The available information about genes expressed in the Pa of vertebrates as mouse, chick, Xenopus, zebrafish and lamprey reveals the following scenario: Otp is suggested to be expressed in the Pa territory of all the vertebrates studied so far, Lhx5 seems to be expressed only in tetrapods, and Pax6 and Neurog2 seem to be an amniote acquisition (Frowein et al., 2002; Wullimann et al., 2005; Joly et al., 2007; Osório et al., 2010; Moreno and González, 2011; Moreno et al., 2012; Domínguez et al., 2013, 2015). Our present data in a shark representative of basal gnathostomes support the early acquisition of Otp and also reveal an acquisition of Neurog2, Pax6 and Lhx5 earlier than previously suggested.
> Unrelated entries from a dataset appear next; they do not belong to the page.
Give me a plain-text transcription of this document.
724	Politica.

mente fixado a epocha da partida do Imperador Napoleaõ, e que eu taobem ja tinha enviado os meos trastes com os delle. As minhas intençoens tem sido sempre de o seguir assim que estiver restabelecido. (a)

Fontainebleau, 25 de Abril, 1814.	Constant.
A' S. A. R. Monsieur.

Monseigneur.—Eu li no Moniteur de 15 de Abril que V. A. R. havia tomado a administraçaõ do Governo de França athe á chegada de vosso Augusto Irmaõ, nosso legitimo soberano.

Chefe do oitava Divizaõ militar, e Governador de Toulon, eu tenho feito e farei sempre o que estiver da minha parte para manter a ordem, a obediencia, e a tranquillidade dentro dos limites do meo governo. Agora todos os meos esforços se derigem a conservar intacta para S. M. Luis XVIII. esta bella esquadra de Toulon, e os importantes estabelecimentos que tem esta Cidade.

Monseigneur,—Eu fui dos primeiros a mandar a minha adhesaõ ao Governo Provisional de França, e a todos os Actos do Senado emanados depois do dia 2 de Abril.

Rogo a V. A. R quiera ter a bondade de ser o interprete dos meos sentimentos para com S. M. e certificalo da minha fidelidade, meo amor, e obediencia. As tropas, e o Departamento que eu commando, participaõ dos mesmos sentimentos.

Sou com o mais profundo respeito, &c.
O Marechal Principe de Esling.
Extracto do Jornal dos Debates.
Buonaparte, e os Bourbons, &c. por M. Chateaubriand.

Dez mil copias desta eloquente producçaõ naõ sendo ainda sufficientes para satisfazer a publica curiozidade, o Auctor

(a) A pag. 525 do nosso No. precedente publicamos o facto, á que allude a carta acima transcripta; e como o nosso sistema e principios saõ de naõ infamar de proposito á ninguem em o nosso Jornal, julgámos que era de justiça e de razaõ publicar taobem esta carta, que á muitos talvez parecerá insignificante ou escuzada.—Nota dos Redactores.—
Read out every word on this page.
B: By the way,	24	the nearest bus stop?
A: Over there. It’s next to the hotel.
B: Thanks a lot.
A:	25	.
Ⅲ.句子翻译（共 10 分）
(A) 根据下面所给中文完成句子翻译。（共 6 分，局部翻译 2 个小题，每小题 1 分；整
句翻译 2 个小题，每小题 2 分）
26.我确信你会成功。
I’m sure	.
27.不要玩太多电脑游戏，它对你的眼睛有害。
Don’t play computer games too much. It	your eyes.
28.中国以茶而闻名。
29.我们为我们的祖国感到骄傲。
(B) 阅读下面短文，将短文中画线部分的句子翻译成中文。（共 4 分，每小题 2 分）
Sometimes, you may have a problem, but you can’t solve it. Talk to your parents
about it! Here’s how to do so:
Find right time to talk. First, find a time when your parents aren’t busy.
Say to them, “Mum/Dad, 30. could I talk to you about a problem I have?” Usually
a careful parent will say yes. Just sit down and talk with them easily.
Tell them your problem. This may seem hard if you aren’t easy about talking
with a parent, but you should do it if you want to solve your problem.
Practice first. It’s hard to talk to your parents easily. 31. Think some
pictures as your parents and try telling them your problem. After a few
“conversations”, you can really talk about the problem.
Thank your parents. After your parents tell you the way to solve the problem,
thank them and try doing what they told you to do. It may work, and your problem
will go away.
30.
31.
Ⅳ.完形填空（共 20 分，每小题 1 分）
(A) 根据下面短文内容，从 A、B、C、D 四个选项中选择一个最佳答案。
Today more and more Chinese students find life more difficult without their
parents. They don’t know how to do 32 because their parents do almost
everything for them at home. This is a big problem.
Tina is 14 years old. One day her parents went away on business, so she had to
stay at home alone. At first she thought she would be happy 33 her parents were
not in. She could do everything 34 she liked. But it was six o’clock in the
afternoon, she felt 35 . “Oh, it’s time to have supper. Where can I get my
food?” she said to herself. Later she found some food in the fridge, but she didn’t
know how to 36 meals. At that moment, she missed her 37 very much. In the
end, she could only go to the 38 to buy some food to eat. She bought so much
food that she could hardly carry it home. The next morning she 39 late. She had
Our data clearly support that the expression of Lhx5 is present in early gnathostomes besides mammals (Shimogori et al., 2010), birds (Abellán et al., 2010), and amphibians (see “rostral supraoptoparaventricular area” in Domínguez et al., 2013, 2015). Moreover, Lhx5 expression has been also described in the alar hypothalamus of other fishes (see “preoptic supraoptoparaventricular area” in Manoli et al., 2014). However, its expression appears to be already present in agnathans since Lhx1/5 has been clearly described in the magnocellular preoptic nucleus of Petromyzon marinus (Osório et al., 2006) and Lampetra fluviatilis (see Figure 5B in Osorio et al., 2005). Taking together these observations, we interpret that, likely, Lhx5-like expression was early acquired in the Pa domain of vertebrates.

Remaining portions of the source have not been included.